"It's the worst day in our history by a mile," said an unnamed Naval Special Warfare source after the shooting down of a Chinook helicopter by the Taliban in Wardak Province of eastern Afghanistan on Aug. 6, 2011. Killed in the attack were 30 US troops including 22 Navy SEAL's from the elite Team 6 which killed Osama bin Laden in Pakistan in May, six Afghan commandos and one civilian interpreter.
This was more than a major tragedy; it brought into sharp focus some of the absurdities of America's Afghanistan policy nearly ten years after it went to war to punish al Qaida for 9/11 and demolish its striking base.
A US official said the helicopter was downed by a "lucky shot" for the Taliban – probably by a rocket-propelled grenade. However, an official of President Hamid Karzai's government in Kabul was convinced that luck had nothing to do with the most deadly single attack US forces had suffered since the war began.
He said a Taliban commander Qari Tahir had laid a trap for the US unit, baiting it with a tip through an informant that a high-level Taliban meeting was to take place in a certain building in a Wardak village, a destination accessible by a single route through a narrow gulley.
The insurgents took up positions on both sides of the Tangi Valley and, as the Chinook came in low, opened up with rockets and other advanced weapons until it crashed.
The Afghan official said at least four Pakistanis took part in the strike.
Another source in the Karzai circle said his government "thinks" the attack was retaliation against the SEAL's unit which killed the al Qaida leader.
US officials later confirmed that no members of that team were aboard the Chinook.
Taliban has inside intelligence, sows fear and alarm in Kabul
DEBKA-Net-Weekly's military and intelligence analysts deduce from this information that Taliban had inside intelligence assets keeping track of the Seals Six Bin Laden operation team and that they knew which helicopter would be flying members of this elite unit.
The inference is that Taliban's tipster was a member of the Afghan National Army unit present at the SEAL's base who relayed the information by satellite phone.
The official American instinct to turn away from this suggestive evidence and ignore the Taliban's urge to exact revenge for the Bin Laden killing stem from President Barack Obama's determination to go through with his "long retreat" policy from Afghanistan, even at the cost of dealing with the most violent elements in the region – whether the Afghan and Pakistani armies or so-called "moderate Taliban."
On June 22, 2011, President Obama announced the first token withdrawal of 10,000 troops in 2011.
The next 23,000 would be home by September 2012. Around 100,000 would remain for the final pull-out in 2014.
This timeline touched off a spate of precisely targeted Taliban outrages designed to spread fear and alarm across the country and unnerve the powers-that-be in Kabul.

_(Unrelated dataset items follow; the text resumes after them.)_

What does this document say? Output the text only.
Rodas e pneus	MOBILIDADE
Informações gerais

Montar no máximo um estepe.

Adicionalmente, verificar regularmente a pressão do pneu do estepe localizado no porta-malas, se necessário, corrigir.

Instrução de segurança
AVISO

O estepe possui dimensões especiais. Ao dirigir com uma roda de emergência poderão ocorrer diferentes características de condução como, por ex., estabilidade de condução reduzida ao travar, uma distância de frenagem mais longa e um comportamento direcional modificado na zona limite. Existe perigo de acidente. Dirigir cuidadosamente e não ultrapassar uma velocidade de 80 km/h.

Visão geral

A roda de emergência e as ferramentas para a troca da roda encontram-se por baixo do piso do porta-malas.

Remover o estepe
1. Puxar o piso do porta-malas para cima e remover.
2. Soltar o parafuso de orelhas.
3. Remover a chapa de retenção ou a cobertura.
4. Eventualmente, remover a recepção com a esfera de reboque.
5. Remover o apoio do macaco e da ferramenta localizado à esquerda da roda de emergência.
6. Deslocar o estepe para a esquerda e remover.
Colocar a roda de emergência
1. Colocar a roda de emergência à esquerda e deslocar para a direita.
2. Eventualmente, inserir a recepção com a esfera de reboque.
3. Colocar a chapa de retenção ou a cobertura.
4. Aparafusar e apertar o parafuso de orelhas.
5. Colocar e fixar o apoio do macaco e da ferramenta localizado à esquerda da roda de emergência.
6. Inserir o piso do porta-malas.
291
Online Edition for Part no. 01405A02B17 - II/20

On July 12, President Karzai's younger brother, Ahmad Wali Karzai, head of the Provincial Council of Kandahar Province was assassinated in his home by one of his guards.
The following day, July 13, Kandahar was hit again when a suicide bomber blew himself up inside the Sara Mosque where a crowd had gathered to honor and pray for their dead governor. The head of the provincial religious council Mawlawi Hekmatullah Hekmat and four others died.
The transition will undermine Kabul, feed into transnational terrorism
On July 17, Jan Mohammad Khan, a senior adviser to President Karzai, and lawmaker Hashim Watanwal, were killed by a pair of assailants who stormed the former's home in Kabul.
Ten days later, the Mayor of Kandahar City Ghulam Haider Hamidi was assassinated by a suicide bomber.
Wednesday, Aug. 10, Gen. John Allen, commander of US and NATO forces in Afghanistan, reported a coalition air raid on the Taliban terrorists who "fired the shot associated with" the downing of the Chinook helicopter.
But according to our sources, the birds had flown across the border to Pakistan.
Pakistan figures large in the strategy of the largest of the three Afghan Taliban groupings which dominate the insurgency. Mullah Abdullah Omar's Quetta Shura operates out of the town of that name in Pakistani Baluchistan – undisturbed by the Pakistani authorities.
The provinces where Omar's group holds sway – Helmand, Kandahar, Oruzgan, Zabol and Paktika – have witnessed the worst violence in the war.
There is some coordination at various levels between the dominant Quetta Shura and two other groups, Gulbuddin Hekmatyar's Hezb-i-Islami and the Jalaluddin Haqqani Network, although each has its own area of influence.
Despite US efforts, these radical forces, some backed from Islamabad, have progressively widened their areas of control in Afghanistan as, time after time, the Karzai government in Kabul and the Afghan National Army demonstrate their inability to stem the advancing tide – or even cope with Taliban attacks – without calling on foreign forces for aid.
While President Obama vowed Monday, Aug. 8, that American troops would "continue the hard work of transitioning to a stronger Afghan government and ensuring that Afghanistan is not a safe haven for terrorists" – seasoned observers predict that even the "long retreat" of US troops will inevitably leave behind it the rising threat of transnational Islamist terrorism nourished by an increasingly destabilized Pakistan.